Beatrice Wright


Beatrice Frederika Wright, Lady Wright MBE, née Clough, later Rathbone was an American-born British politician.

Early life

Wright was born in New Haven, Connecticut in the United States on 17 June 1910, her father was an international banker. She came to England as an exchange student at Christ Church, Oxford where she met and in 1932 married John Rathbone, with whom she had two children, including Tim, later MP for Lewes.

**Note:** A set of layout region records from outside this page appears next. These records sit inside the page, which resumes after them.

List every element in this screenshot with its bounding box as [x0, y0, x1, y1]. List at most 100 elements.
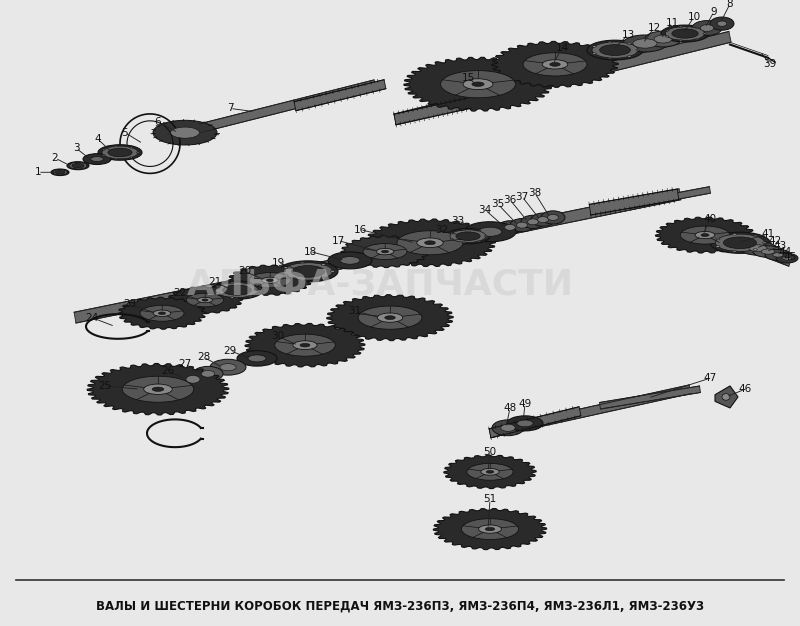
Ellipse shape	[291, 265, 325, 277]
Text: 8: 8	[726, 0, 734, 9]
Ellipse shape	[363, 244, 407, 260]
Polygon shape	[490, 385, 690, 438]
Ellipse shape	[358, 306, 422, 329]
Ellipse shape	[523, 53, 587, 76]
Text: 47: 47	[703, 373, 717, 383]
Ellipse shape	[130, 157, 133, 158]
Text: 21: 21	[208, 277, 222, 287]
Polygon shape	[74, 189, 681, 323]
Text: 51: 51	[483, 495, 497, 505]
Text: 22: 22	[174, 289, 186, 299]
Text: 7: 7	[226, 103, 234, 113]
Polygon shape	[199, 80, 376, 133]
Ellipse shape	[478, 240, 481, 242]
Polygon shape	[709, 228, 791, 266]
Ellipse shape	[122, 376, 194, 403]
Text: 29: 29	[223, 346, 237, 356]
Ellipse shape	[249, 295, 252, 297]
Ellipse shape	[102, 146, 138, 159]
Ellipse shape	[179, 372, 207, 387]
Text: АЛЬФА-ЗАПЧАСТИ: АЛЬФА-ЗАПЧАСТИ	[186, 267, 574, 302]
Polygon shape	[341, 235, 429, 267]
Ellipse shape	[114, 158, 118, 159]
Polygon shape	[404, 57, 552, 111]
Ellipse shape	[450, 239, 454, 240]
Text: 24: 24	[86, 312, 98, 322]
Ellipse shape	[114, 146, 118, 147]
Ellipse shape	[733, 250, 737, 252]
Ellipse shape	[517, 222, 527, 228]
Ellipse shape	[723, 237, 757, 249]
Ellipse shape	[456, 232, 480, 240]
Ellipse shape	[654, 35, 672, 43]
Polygon shape	[492, 41, 618, 88]
Polygon shape	[394, 31, 731, 125]
Text: 37: 37	[515, 192, 529, 202]
Text: 19: 19	[271, 257, 285, 267]
Text: 35: 35	[491, 199, 505, 209]
Ellipse shape	[249, 272, 291, 288]
Text: 11: 11	[666, 18, 678, 28]
Ellipse shape	[328, 252, 372, 269]
Text: 2: 2	[52, 153, 58, 163]
Ellipse shape	[679, 39, 682, 41]
Ellipse shape	[397, 231, 463, 255]
Ellipse shape	[710, 232, 770, 254]
Ellipse shape	[462, 229, 466, 230]
Ellipse shape	[301, 279, 305, 280]
Ellipse shape	[782, 256, 791, 260]
Ellipse shape	[202, 371, 214, 377]
Text: 14: 14	[555, 43, 569, 53]
Ellipse shape	[481, 468, 499, 475]
Polygon shape	[365, 219, 495, 267]
Ellipse shape	[283, 263, 333, 280]
Text: 30: 30	[271, 331, 285, 341]
Ellipse shape	[378, 313, 402, 322]
Ellipse shape	[547, 215, 558, 220]
Polygon shape	[294, 80, 386, 111]
Ellipse shape	[462, 519, 518, 540]
Ellipse shape	[69, 162, 87, 169]
Text: 49: 49	[518, 399, 532, 409]
Text: 28: 28	[198, 352, 210, 362]
Text: 48: 48	[503, 403, 517, 413]
Ellipse shape	[340, 257, 360, 264]
Ellipse shape	[220, 364, 236, 371]
Ellipse shape	[322, 264, 326, 265]
Ellipse shape	[541, 211, 565, 224]
Ellipse shape	[733, 233, 737, 235]
Text: 46: 46	[738, 384, 752, 394]
Ellipse shape	[661, 25, 709, 42]
Text: 16: 16	[354, 225, 366, 235]
Polygon shape	[394, 98, 471, 125]
Ellipse shape	[417, 238, 443, 247]
Ellipse shape	[98, 145, 142, 160]
Ellipse shape	[716, 246, 720, 247]
Ellipse shape	[608, 57, 612, 59]
Text: 3: 3	[73, 143, 79, 153]
Text: 41: 41	[762, 229, 774, 239]
Ellipse shape	[237, 351, 277, 366]
Ellipse shape	[773, 253, 783, 257]
Ellipse shape	[293, 341, 317, 349]
Ellipse shape	[262, 277, 278, 283]
Ellipse shape	[467, 463, 513, 480]
Ellipse shape	[257, 289, 260, 290]
Text: 50: 50	[483, 447, 497, 457]
Ellipse shape	[230, 297, 234, 298]
Ellipse shape	[202, 299, 208, 301]
Text: 15: 15	[462, 73, 474, 83]
Ellipse shape	[463, 79, 493, 90]
Ellipse shape	[592, 42, 638, 58]
Ellipse shape	[67, 162, 89, 170]
Ellipse shape	[266, 279, 274, 282]
Ellipse shape	[710, 17, 734, 30]
Ellipse shape	[376, 249, 394, 255]
Ellipse shape	[517, 420, 533, 427]
Ellipse shape	[55, 170, 65, 174]
Text: 40: 40	[703, 213, 717, 223]
Ellipse shape	[462, 242, 466, 243]
Ellipse shape	[108, 148, 132, 156]
Ellipse shape	[498, 221, 522, 234]
Text: 6: 6	[154, 116, 162, 126]
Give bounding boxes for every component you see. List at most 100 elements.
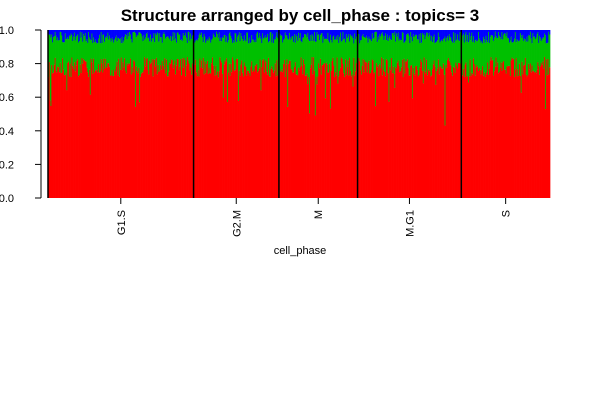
bar-segment-red bbox=[360, 74, 363, 198]
bar-segment-green bbox=[273, 43, 275, 73]
bar-segment-blue bbox=[411, 30, 414, 42]
bar-segment-green bbox=[326, 39, 328, 65]
bar-segment-blue bbox=[502, 30, 504, 40]
bar-segment-red bbox=[452, 75, 454, 198]
bar-segment-blue bbox=[191, 30, 193, 39]
bar-segment-red bbox=[401, 67, 403, 198]
bar-segment-blue bbox=[190, 30, 192, 34]
bar-segment-green bbox=[104, 37, 107, 59]
bar-segment-green bbox=[230, 35, 232, 64]
bar-segment-green bbox=[59, 31, 61, 63]
bar-segment-green bbox=[400, 39, 402, 71]
bar-segment-green bbox=[431, 35, 433, 76]
bar-segment-green bbox=[286, 35, 288, 60]
bar-segment-blue bbox=[399, 30, 401, 39]
bar-segment-red bbox=[121, 70, 123, 198]
bar-segment-green bbox=[313, 40, 315, 58]
bar-segment-blue bbox=[69, 30, 71, 37]
bar-segment-blue bbox=[211, 30, 213, 40]
bar-segment-green bbox=[435, 42, 437, 85]
bar-segment-green bbox=[403, 42, 405, 59]
bar-segment-green bbox=[441, 39, 443, 69]
bar-segment-blue bbox=[544, 30, 546, 34]
bar-segment-blue bbox=[243, 30, 245, 36]
bar-segment-blue bbox=[364, 30, 366, 38]
bar-segment-blue bbox=[266, 30, 268, 38]
bar-segment-red bbox=[488, 74, 490, 198]
bar-segment-red bbox=[140, 73, 143, 198]
bar-segment-red bbox=[182, 67, 184, 199]
bar-segment-blue bbox=[114, 30, 117, 38]
bar-segment-green bbox=[73, 32, 76, 63]
bar-segment-green bbox=[488, 42, 491, 69]
bar-segment-red bbox=[206, 63, 208, 198]
bar-segment-green bbox=[128, 36, 130, 64]
bar-segment-red bbox=[363, 72, 365, 198]
bar-segment-red bbox=[230, 63, 232, 199]
bar-segment-blue bbox=[403, 30, 405, 43]
bar-segment-red bbox=[76, 60, 78, 199]
bar-segment-blue bbox=[152, 30, 154, 39]
bar-segment-green bbox=[309, 41, 311, 114]
bar-segment-red bbox=[388, 101, 390, 198]
bar-segment-green bbox=[539, 35, 541, 75]
group-s bbox=[461, 30, 551, 199]
bar-segment-blue bbox=[324, 30, 327, 39]
bar-segment-red bbox=[127, 65, 129, 198]
bar-segment-red bbox=[293, 66, 296, 198]
bar-segment-red bbox=[186, 65, 188, 198]
bar-segment-blue bbox=[178, 30, 180, 35]
bar-segment-green bbox=[350, 34, 352, 71]
bar-segment-green bbox=[339, 32, 342, 68]
bar-segment-green bbox=[221, 41, 223, 63]
bar-segment-green bbox=[495, 36, 497, 58]
bar-segment-red bbox=[408, 75, 410, 198]
bar-segment-blue bbox=[216, 30, 218, 32]
bar-segment-green bbox=[494, 31, 496, 67]
bar-segment-blue bbox=[543, 30, 545, 38]
bar-segment-green bbox=[261, 43, 263, 68]
bar-segment-red bbox=[124, 58, 126, 198]
bar-segment-blue bbox=[200, 30, 202, 36]
bar-segment-blue bbox=[348, 30, 350, 35]
bar-segment-blue bbox=[252, 30, 254, 40]
bar-segment-blue bbox=[355, 30, 358, 37]
bar-segment-blue bbox=[434, 30, 436, 44]
bar-segment-red bbox=[293, 72, 295, 198]
bar-segment-green bbox=[198, 34, 200, 77]
bar-segment-blue bbox=[270, 30, 272, 33]
bar-segment-blue bbox=[511, 30, 513, 43]
bar-segment-red bbox=[434, 66, 436, 199]
bar-segment-red bbox=[85, 61, 87, 199]
bar-segment-red bbox=[74, 71, 76, 198]
bar-segment-red bbox=[268, 57, 270, 198]
bar-segment-blue bbox=[99, 30, 101, 35]
bar-segment-blue bbox=[432, 30, 435, 37]
bar-segment-green bbox=[314, 41, 317, 116]
bar-segment-green bbox=[354, 33, 356, 76]
bar-segment-green bbox=[442, 38, 445, 64]
bar-segment-green bbox=[125, 35, 127, 74]
bar-segment-green bbox=[332, 36, 334, 58]
bar-segment-red bbox=[334, 76, 336, 198]
bar-segment-blue bbox=[352, 30, 354, 39]
bar-segment-green bbox=[404, 41, 406, 74]
bar-segment-red bbox=[339, 67, 342, 198]
bar-segment-red bbox=[447, 60, 449, 198]
bar-segment-blue bbox=[182, 30, 184, 34]
bar-segment-red bbox=[485, 74, 487, 198]
bar-segment-blue bbox=[369, 30, 371, 39]
bar-segment-red bbox=[417, 76, 419, 198]
bar-segment-blue bbox=[135, 30, 137, 34]
bar-segment-red bbox=[201, 60, 203, 198]
bar-segment-green bbox=[455, 40, 457, 63]
bar-segment-blue bbox=[473, 30, 476, 43]
bar-segment-green bbox=[340, 41, 343, 58]
bar-segment-green bbox=[174, 32, 176, 61]
bar-segment-blue bbox=[331, 30, 333, 43]
bar-segment-blue bbox=[420, 30, 422, 34]
bar-segment-blue bbox=[128, 30, 130, 37]
bar-segment-blue bbox=[396, 30, 398, 34]
bar-segment-red bbox=[394, 87, 396, 198]
bar-segment-green bbox=[482, 43, 484, 67]
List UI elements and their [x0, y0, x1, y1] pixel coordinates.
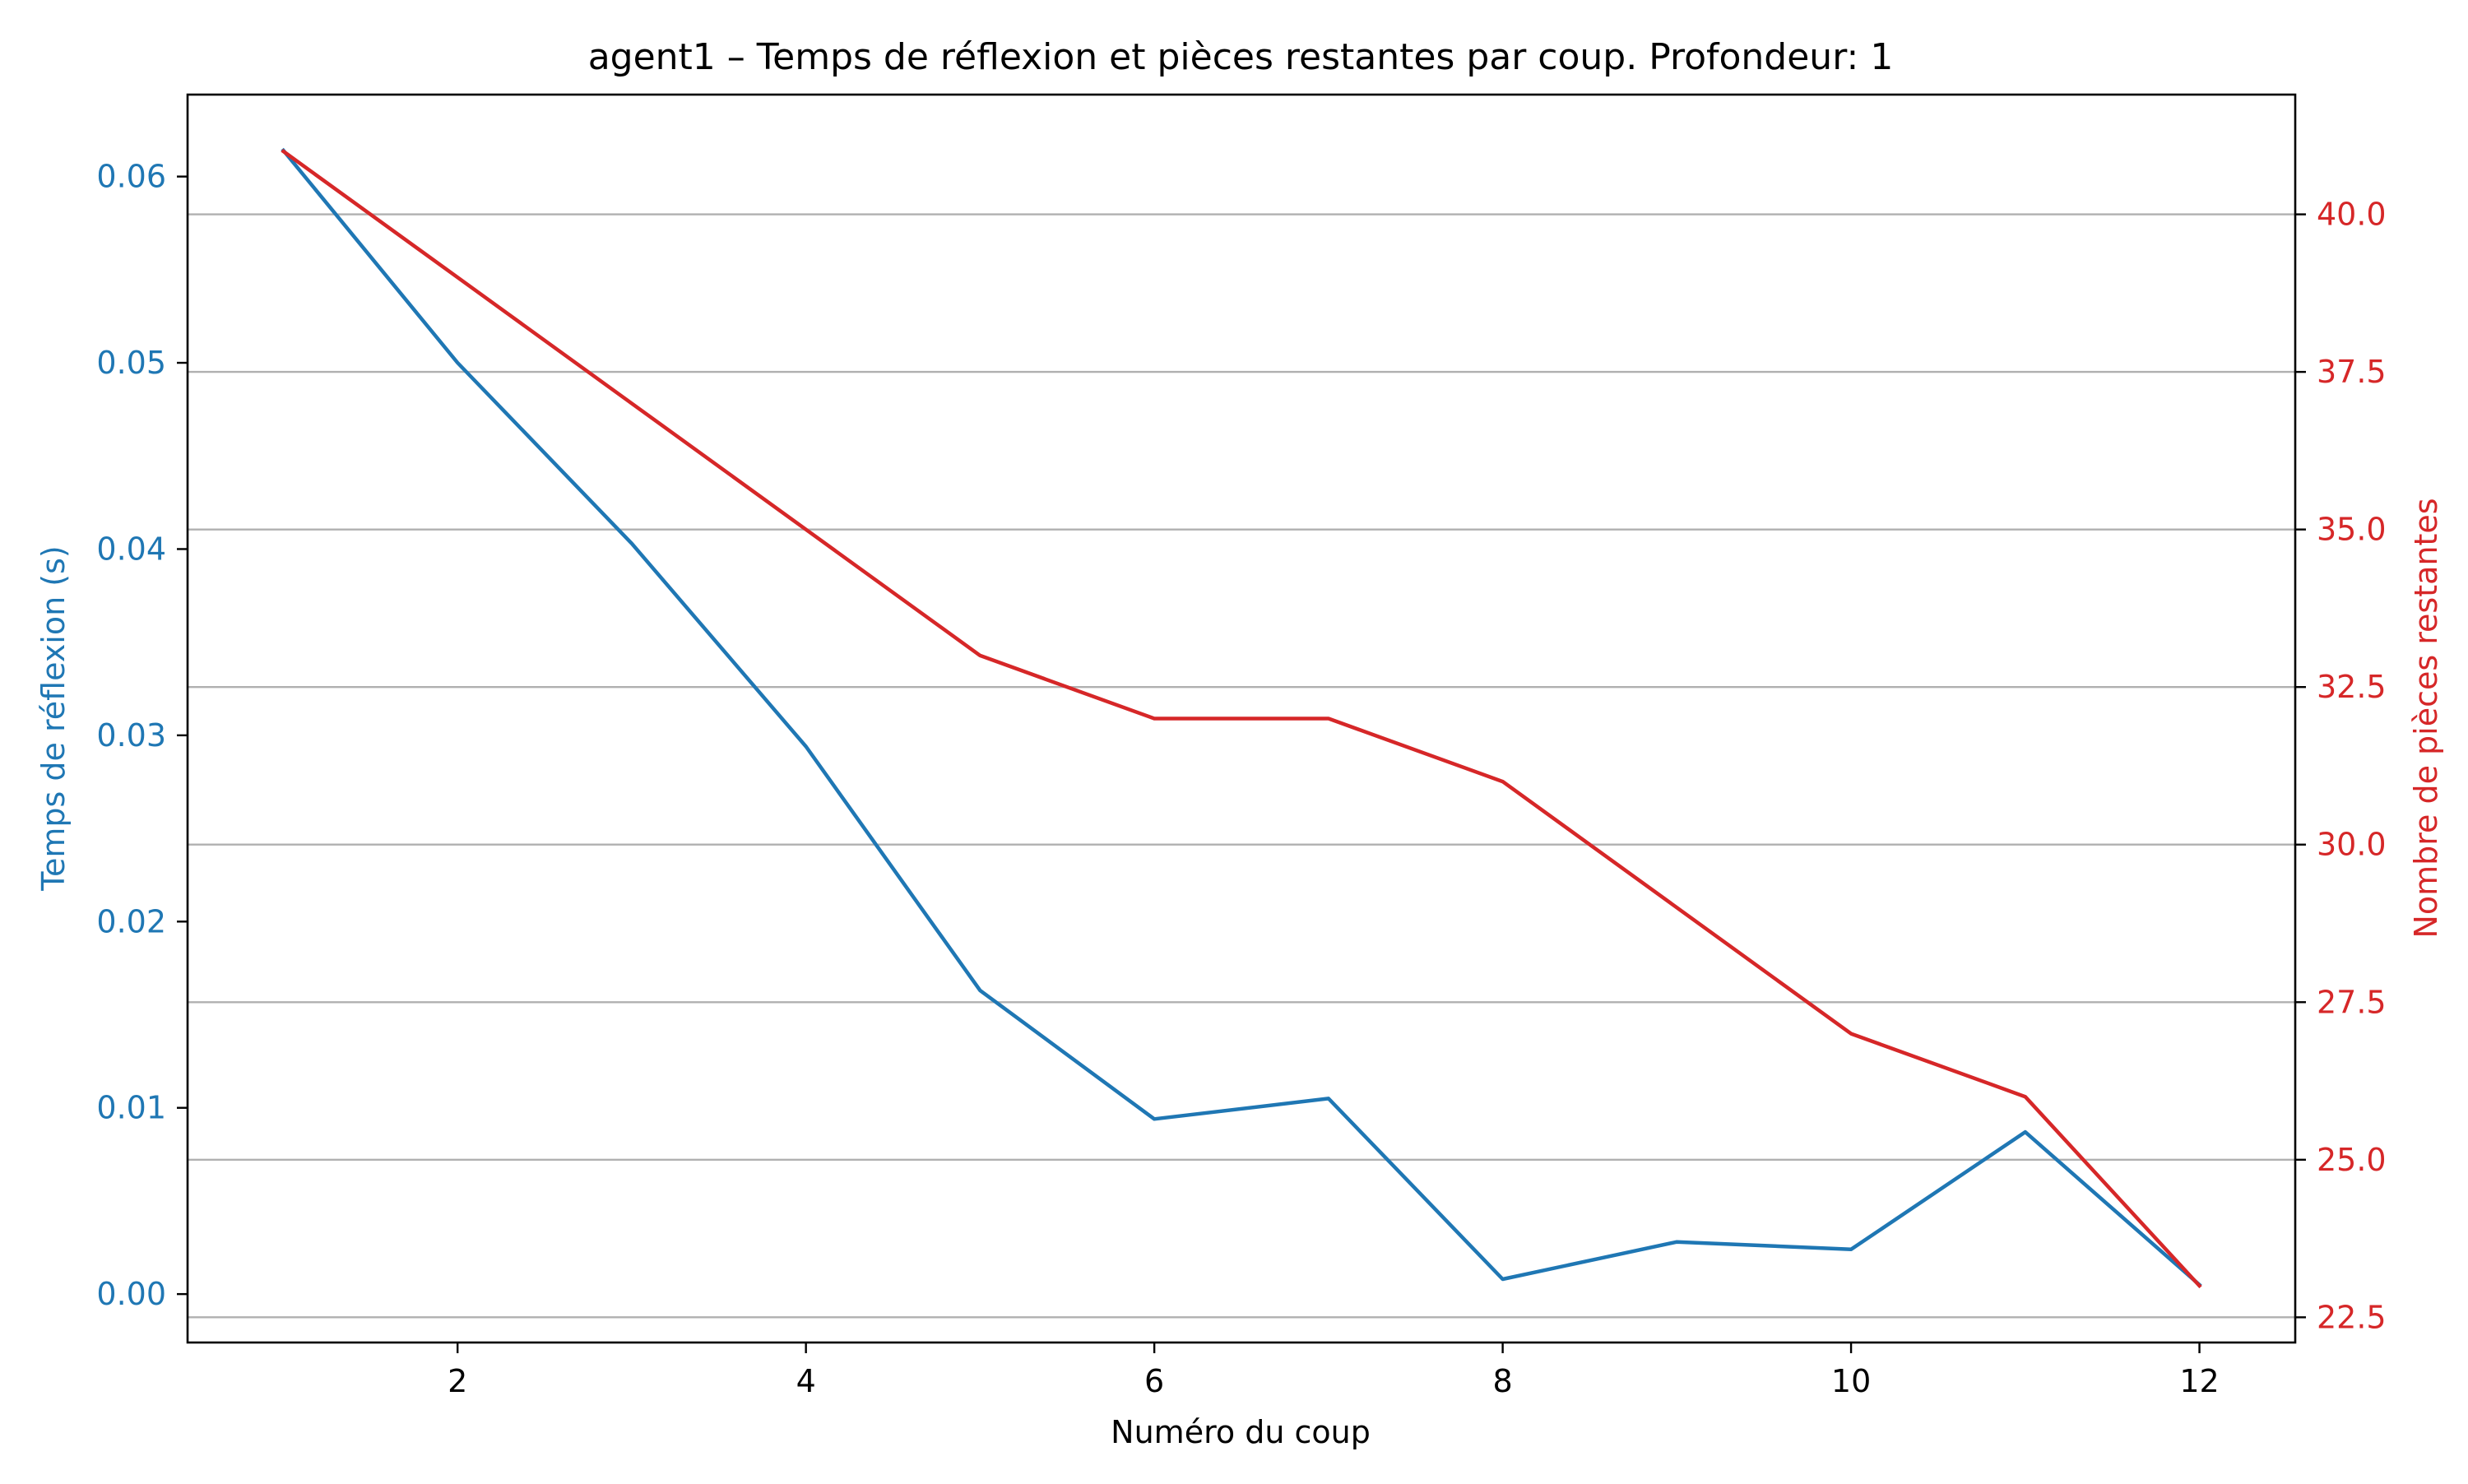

Her husband was elected in 1935 as Conservative Member of Parliament for Bodmin, but was killed in December 1940 in the Battle of Britain, aged 30. In March 1941 she was elected unopposed as his successor and sat in the Commons for the rest of World War II. She stepped down at the 1945 general election, after becoming the first sitting MP to give birth to a child.

Later life

In 1942, she married Paul Wright, who had a distinguished career as a diplomat and was knighted in 1975. They had one child, and both converted to the Roman Catholic Church.
She served as Vice President of the Royal National Institute for the Deaf from 1978 to 2003. In 1996, she was awarded an MBE.
In 1982, she co-founded the charity Hearing Dogs for Deaf People, along with vet Dr. Bruce Fogle, serving as the charity's President until 1988. The charity's northern training centre, in Bielby, East Riding of Yorkshire, is named the Beatrice Wright Training Centre after her.
An American-born woman would not be elected to Parliament again until 2019, when another Conservative, Joy Morrissey, was elected in that year's general election for Beaconsfield.